Carter, 90, said in a statement Wednesday that the cancer was discovered during surgery and is in multiple locations.

“Recent liver surgery revealed that I have cancer that now is in other parts of my body,” Carter, the 39th U.S. president, said in a statement released by the Carter Center in Atlanta. “I will be rearranging my schedule as necessary so I can undergo treatment by physicians at Emory Healthcare.”

No other details about the diagnosis were given. The Carter Center released a statement on Aug. 3 saying he underwent elective surgery to remove a small mass in his liver. Carter said Wednesday he will release more information as soon as next week “when facts are known.”

Deanna Congileo, a spokeswoman for Carter, didn’t immediately respond to an e-mail seeking additional information about the diagnosis.

President Barack Obama spoke with Carter Wednesday to wish him “a full and speedy recovery,” according to White House spokesman Eric Schultz. Obama said in a statement his “thoughts and prayers” are with Carter and his wife, Rosalynn.

“Jimmy, you’re as resilient as they come, and along with the rest of America, we are rooting for you,” Obama said in the statement.

Cancer Origin

The cancer may have originated in the liver, or elsewhere, and spread, said Charles Fuchs, head of gastrointestinal cancer at the Dana-Farber Cancer Institute in Boston.

“People assume that when you find cancer, you’re automatically finding its origin,” he said. “But sometimes the focal point is actually not the origin, it’s the area of spread.”

Fuchs said that age would not necessarily be a barrier to treatment.

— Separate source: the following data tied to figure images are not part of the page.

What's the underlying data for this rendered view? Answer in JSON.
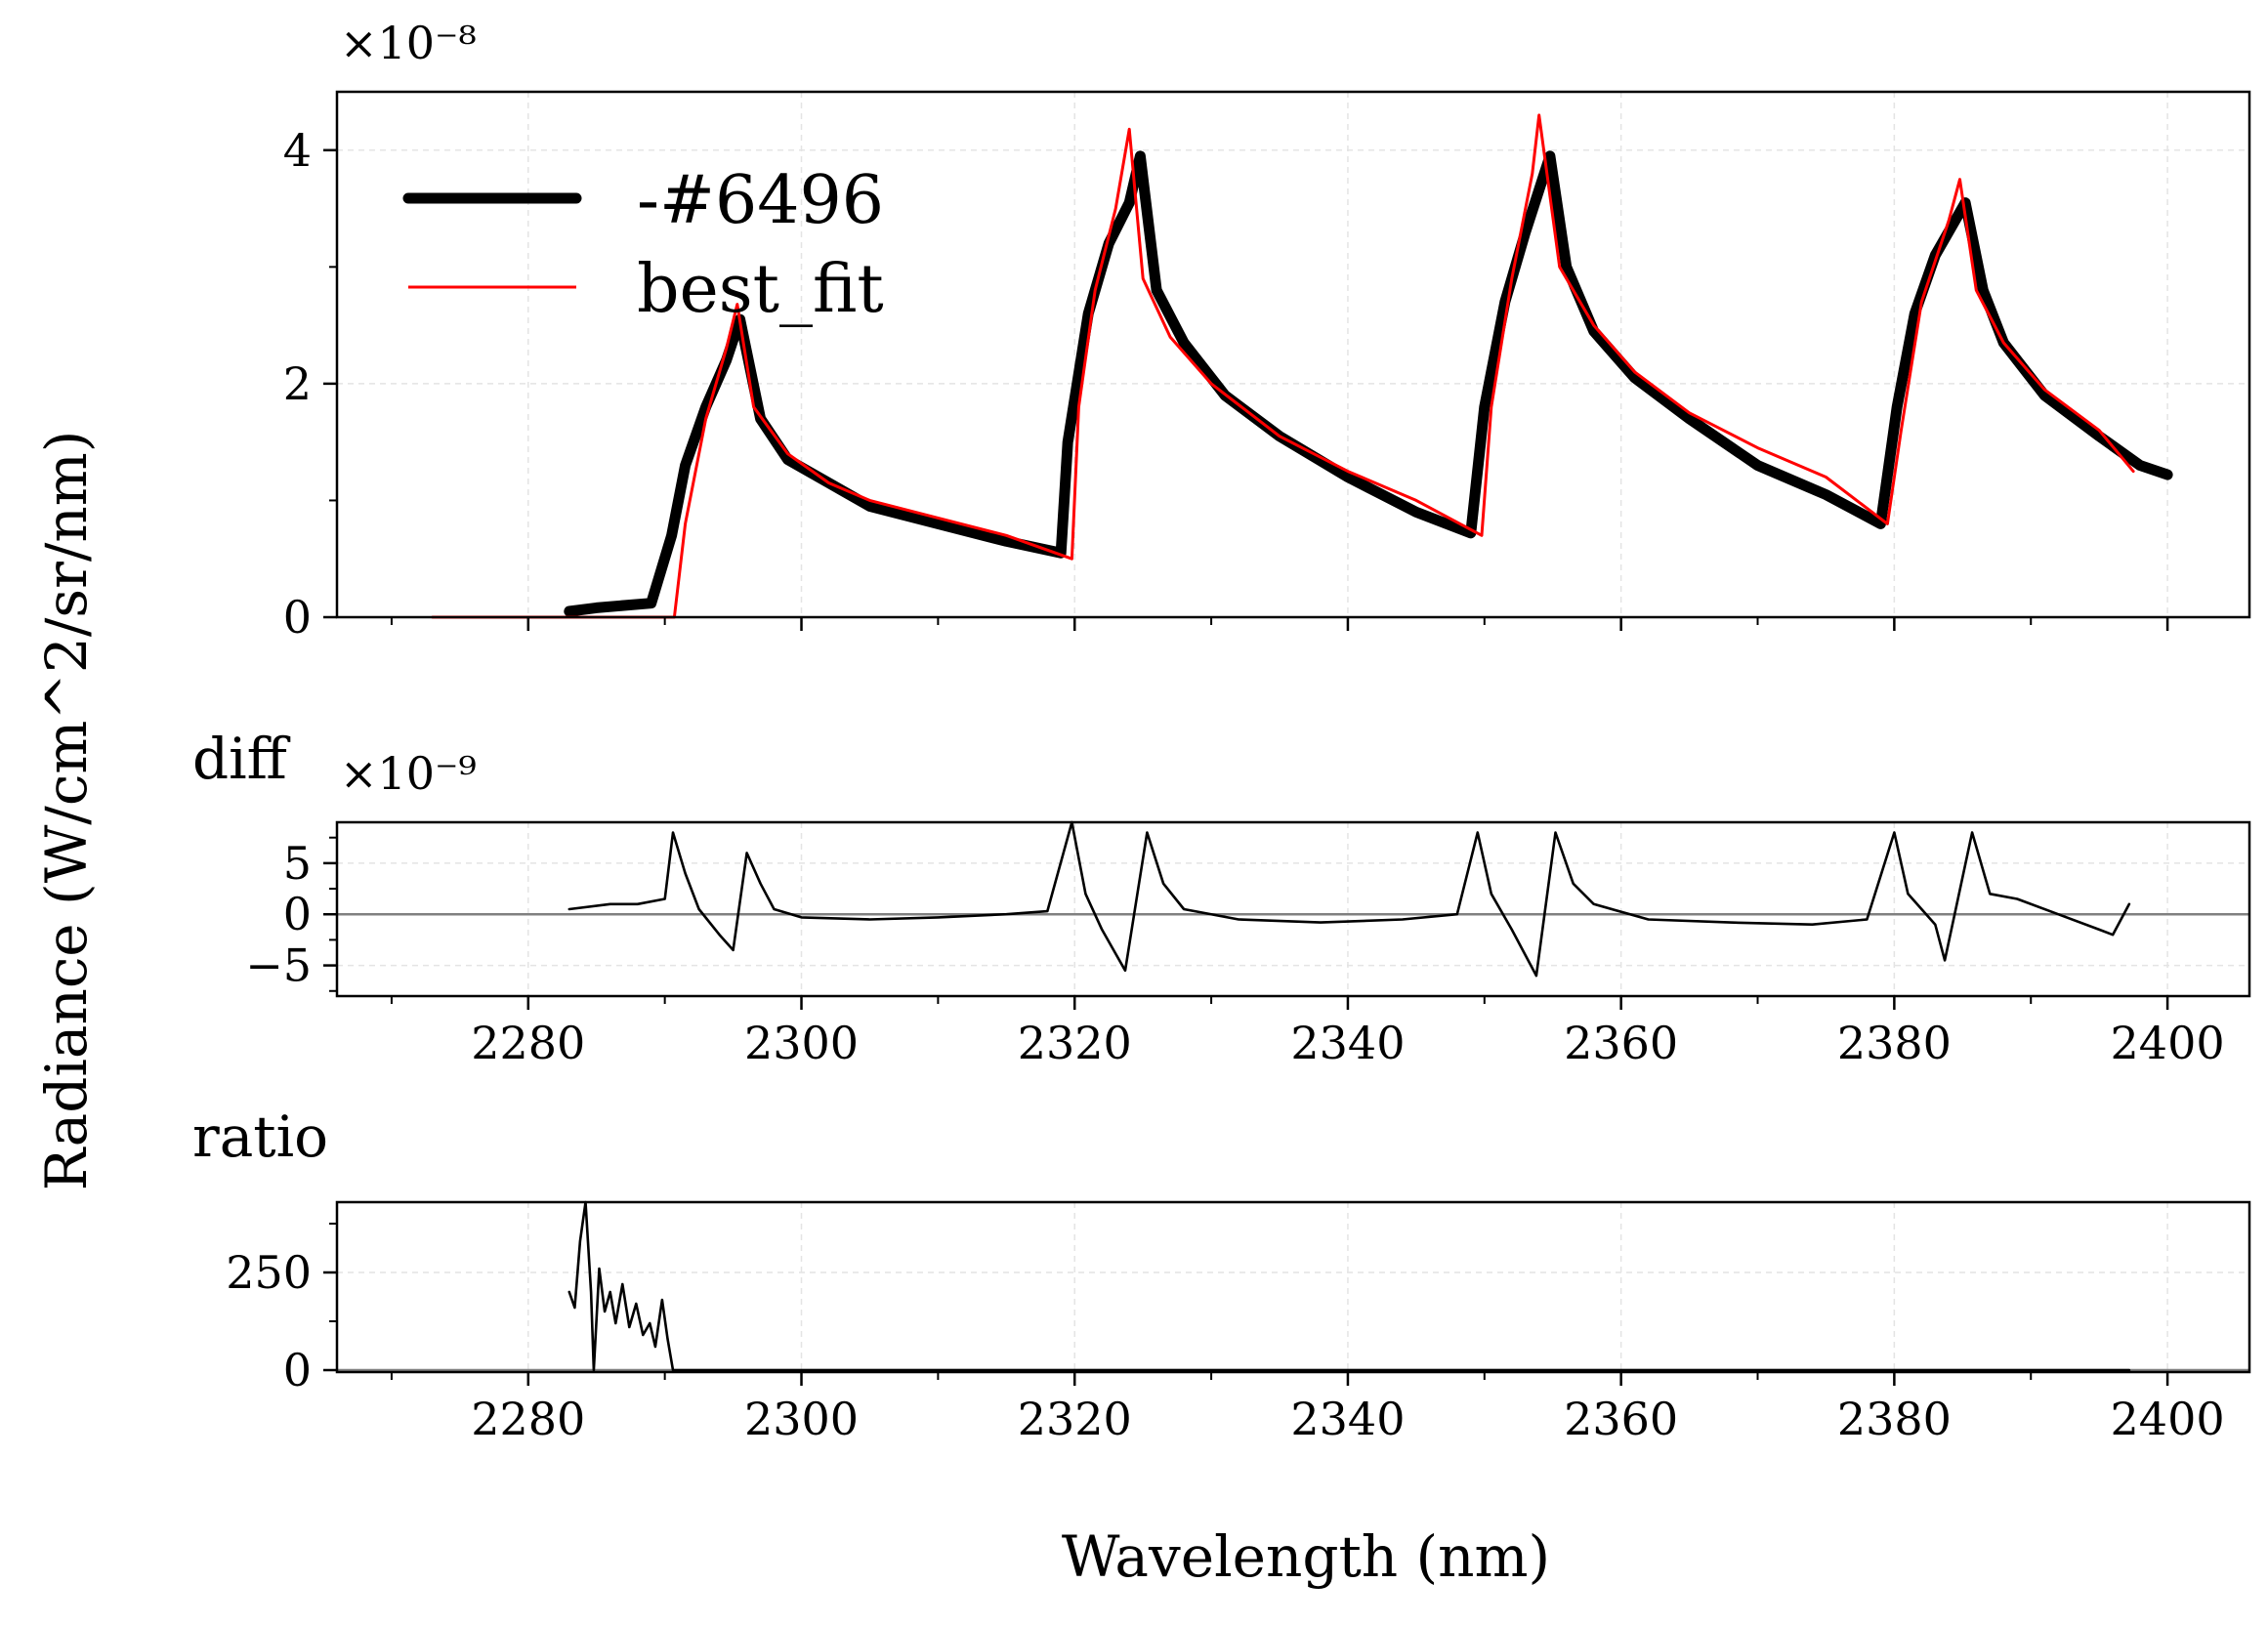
{
  "chart_data": [
    {
      "type": "line",
      "panel": "main",
      "title": "",
      "xlabel": "",
      "ylabel": "Radiance (W/cm^2/sr/nm)",
      "y_exponent_label": "×10⁻⁸",
      "y_scale": 1e-08,
      "xlim": [
        2266,
        2406
      ],
      "ylim": [
        0,
        4.5
      ],
      "yticks": [
        0,
        2,
        4
      ],
      "ytick_labels": [
        "0",
        "2",
        "4"
      ],
      "grid": true,
      "legend_position": "upper-left",
      "series": [
        {
          "name": "-#6496",
          "color": "#000000",
          "points": [
            [
              2283,
              0.05
            ],
            [
              2285,
              0.08
            ],
            [
              2287,
              0.1
            ],
            [
              2289,
              0.12
            ],
            [
              2290.5,
              0.7
            ],
            [
              2291.5,
              1.3
            ],
            [
              2293,
              1.8
            ],
            [
              2294.5,
              2.2
            ],
            [
              2295.5,
              2.55
            ],
            [
              2297,
              1.7
            ],
            [
              2299,
              1.35
            ],
            [
              2302,
              1.15
            ],
            [
              2305,
              0.95
            ],
            [
              2310,
              0.8
            ],
            [
              2315,
              0.65
            ],
            [
              2319,
              0.55
            ],
            [
              2319.5,
              1.5
            ],
            [
              2321,
              2.6
            ],
            [
              2322.5,
              3.2
            ],
            [
              2324,
              3.55
            ],
            [
              2324.8,
              3.95
            ],
            [
              2326,
              2.8
            ],
            [
              2328,
              2.35
            ],
            [
              2331,
              1.9
            ],
            [
              2335,
              1.55
            ],
            [
              2340,
              1.2
            ],
            [
              2345,
              0.9
            ],
            [
              2349,
              0.72
            ],
            [
              2350,
              1.8
            ],
            [
              2351.5,
              2.7
            ],
            [
              2353,
              3.3
            ],
            [
              2354.8,
              3.95
            ],
            [
              2356,
              3.0
            ],
            [
              2358,
              2.45
            ],
            [
              2361,
              2.05
            ],
            [
              2365,
              1.7
            ],
            [
              2370,
              1.3
            ],
            [
              2375,
              1.05
            ],
            [
              2379,
              0.8
            ],
            [
              2380.2,
              1.8
            ],
            [
              2381.5,
              2.6
            ],
            [
              2383,
              3.1
            ],
            [
              2385.2,
              3.55
            ],
            [
              2386.5,
              2.8
            ],
            [
              2388,
              2.35
            ],
            [
              2391,
              1.9
            ],
            [
              2395,
              1.55
            ],
            [
              2398,
              1.3
            ],
            [
              2400,
              1.22
            ]
          ]
        },
        {
          "name": "best_fit",
          "color": "#ff0000",
          "points": [
            [
              2273,
              0.0
            ],
            [
              2290,
              0.0
            ],
            [
              2290.7,
              0.0
            ],
            [
              2291.5,
              0.8
            ],
            [
              2293,
              1.7
            ],
            [
              2294.5,
              2.3
            ],
            [
              2295.3,
              2.68
            ],
            [
              2296.5,
              1.8
            ],
            [
              2299,
              1.4
            ],
            [
              2302,
              1.15
            ],
            [
              2305,
              1.0
            ],
            [
              2310,
              0.85
            ],
            [
              2315,
              0.7
            ],
            [
              2319.8,
              0.5
            ],
            [
              2320.3,
              1.8
            ],
            [
              2321.5,
              2.8
            ],
            [
              2323,
              3.5
            ],
            [
              2324,
              4.18
            ],
            [
              2325,
              2.9
            ],
            [
              2327,
              2.4
            ],
            [
              2330,
              2.0
            ],
            [
              2335,
              1.55
            ],
            [
              2340,
              1.25
            ],
            [
              2345,
              1.0
            ],
            [
              2349.8,
              0.7
            ],
            [
              2350.5,
              1.8
            ],
            [
              2352,
              2.9
            ],
            [
              2353.5,
              3.8
            ],
            [
              2354,
              4.3
            ],
            [
              2355.5,
              3.0
            ],
            [
              2358,
              2.5
            ],
            [
              2361,
              2.1
            ],
            [
              2365,
              1.75
            ],
            [
              2370,
              1.45
            ],
            [
              2375,
              1.2
            ],
            [
              2379.5,
              0.8
            ],
            [
              2380.5,
              1.6
            ],
            [
              2382,
              2.7
            ],
            [
              2384,
              3.4
            ],
            [
              2384.8,
              3.75
            ],
            [
              2386,
              2.8
            ],
            [
              2388,
              2.35
            ],
            [
              2391,
              1.95
            ],
            [
              2395,
              1.6
            ],
            [
              2397.5,
              1.25
            ]
          ]
        }
      ]
    },
    {
      "type": "line",
      "panel": "diff",
      "title": "diff",
      "y_exponent_label": "×10⁻⁹",
      "y_scale": 1e-09,
      "xlim": [
        2266,
        2406
      ],
      "ylim": [
        -8,
        9
      ],
      "yticks": [
        -5,
        0,
        5
      ],
      "ytick_labels": [
        "−5",
        "0",
        "5"
      ],
      "xticks": [
        2280,
        2300,
        2320,
        2340,
        2360,
        2380,
        2400
      ],
      "xtick_labels": [
        "2280",
        "2300",
        "2320",
        "2340",
        "2360",
        "2380",
        "2400"
      ],
      "grid": true,
      "zero_line": true,
      "series": [
        {
          "color": "#000000",
          "points": [
            [
              2283,
              0.5
            ],
            [
              2286,
              1.0
            ],
            [
              2288,
              1.0
            ],
            [
              2290,
              1.5
            ],
            [
              2290.6,
              8.0
            ],
            [
              2291.5,
              4.0
            ],
            [
              2292.5,
              0.5
            ],
            [
              2294,
              -2.0
            ],
            [
              2295,
              -3.5
            ],
            [
              2296,
              6.0
            ],
            [
              2297,
              3.0
            ],
            [
              2298,
              0.5
            ],
            [
              2300,
              -0.3
            ],
            [
              2305,
              -0.5
            ],
            [
              2310,
              -0.3
            ],
            [
              2315,
              0.0
            ],
            [
              2318,
              0.3
            ],
            [
              2319.8,
              9.0
            ],
            [
              2320.8,
              2.0
            ],
            [
              2322,
              -1.5
            ],
            [
              2323.7,
              -5.5
            ],
            [
              2325.3,
              8.0
            ],
            [
              2326.5,
              3.0
            ],
            [
              2328,
              0.5
            ],
            [
              2332,
              -0.5
            ],
            [
              2338,
              -0.8
            ],
            [
              2344,
              -0.5
            ],
            [
              2348,
              0.0
            ],
            [
              2349.5,
              8.0
            ],
            [
              2350.5,
              2.0
            ],
            [
              2352,
              -1.5
            ],
            [
              2353.8,
              -6.0
            ],
            [
              2355.2,
              8.0
            ],
            [
              2356.5,
              3.0
            ],
            [
              2358,
              1.0
            ],
            [
              2362,
              -0.5
            ],
            [
              2368,
              -0.8
            ],
            [
              2374,
              -1.0
            ],
            [
              2378,
              -0.5
            ],
            [
              2380,
              8.0
            ],
            [
              2381,
              2.0
            ],
            [
              2383,
              -1.0
            ],
            [
              2383.7,
              -4.5
            ],
            [
              2385.7,
              8.0
            ],
            [
              2387,
              2.0
            ],
            [
              2389,
              1.5
            ],
            [
              2392,
              0.0
            ],
            [
              2395,
              -1.5
            ],
            [
              2396,
              -2.0
            ],
            [
              2397.2,
              1.0
            ]
          ]
        }
      ]
    },
    {
      "type": "line",
      "panel": "ratio",
      "title": "ratio",
      "xlabel": "Wavelength (nm)",
      "xlim": [
        2266,
        2406
      ],
      "ylim": [
        -5,
        430
      ],
      "yticks": [
        0,
        250
      ],
      "ytick_labels": [
        "0",
        "250"
      ],
      "xticks": [
        2280,
        2300,
        2320,
        2340,
        2360,
        2380,
        2400
      ],
      "xtick_labels": [
        "2280",
        "2300",
        "2320",
        "2340",
        "2360",
        "2380",
        "2400"
      ],
      "grid": true,
      "zero_line": true,
      "series": [
        {
          "color": "#000000",
          "points": [
            [
              2283,
              200
            ],
            [
              2283.4,
              160
            ],
            [
              2283.8,
              330
            ],
            [
              2284.2,
              430
            ],
            [
              2284.6,
              200
            ],
            [
              2284.8,
              0
            ],
            [
              2285.2,
              260
            ],
            [
              2285.6,
              150
            ],
            [
              2286,
              200
            ],
            [
              2286.4,
              120
            ],
            [
              2286.9,
              220
            ],
            [
              2287.4,
              110
            ],
            [
              2287.9,
              170
            ],
            [
              2288.4,
              90
            ],
            [
              2288.9,
              120
            ],
            [
              2289.3,
              60
            ],
            [
              2289.8,
              180
            ],
            [
              2290.2,
              80
            ],
            [
              2290.6,
              0
            ],
            [
              2300,
              0
            ],
            [
              2397.2,
              0
            ]
          ]
        }
      ]
    }
  ]
}
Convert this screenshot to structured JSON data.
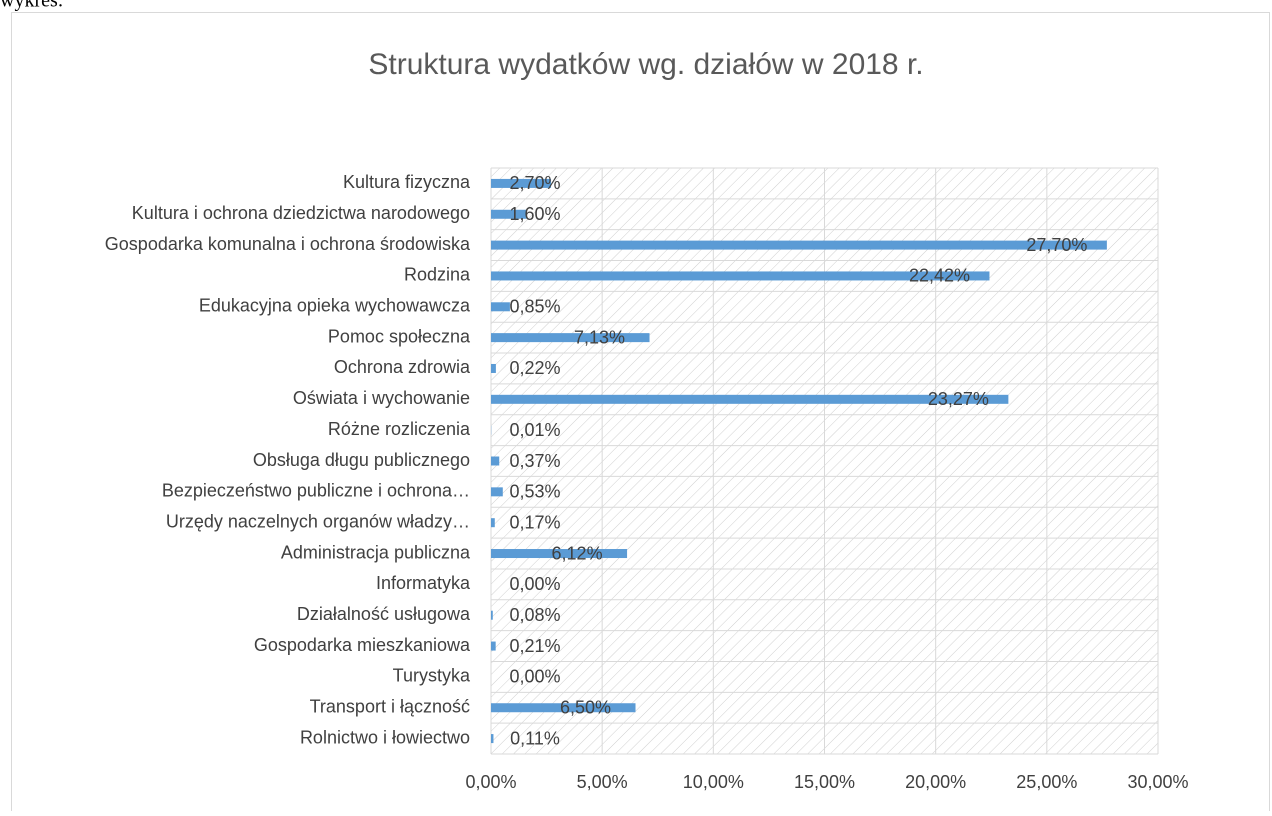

As recently as last month, Carter was speaking publicly as he released his book “A Full Life.” In July, he said in an interview with MSNBC that U.S. influence is waning in the Middle East, a region he focused on. As president, he brokered a peace agreement between Egypt and Israel and was in office when Islamic radicals overtook the U.S. embassy in Tehran and took more than 60 Americans hostage.

One Term

Carter, a Democrat, served one term as president from 1977 to 1981, losing his 1980 bid for re-election to Republican Ronald Reagan.

Since leaving the White House, Carter has led the Atlanta-based Carter Center, which works on development and democracy in underserved countries. In May, he cut short an election-monitoring trip to Guyana because he wasn’t feeling well.

Carter is one of four living former U.S. presidents, the oldest being George H.W. Bush, the 41st president, at 91.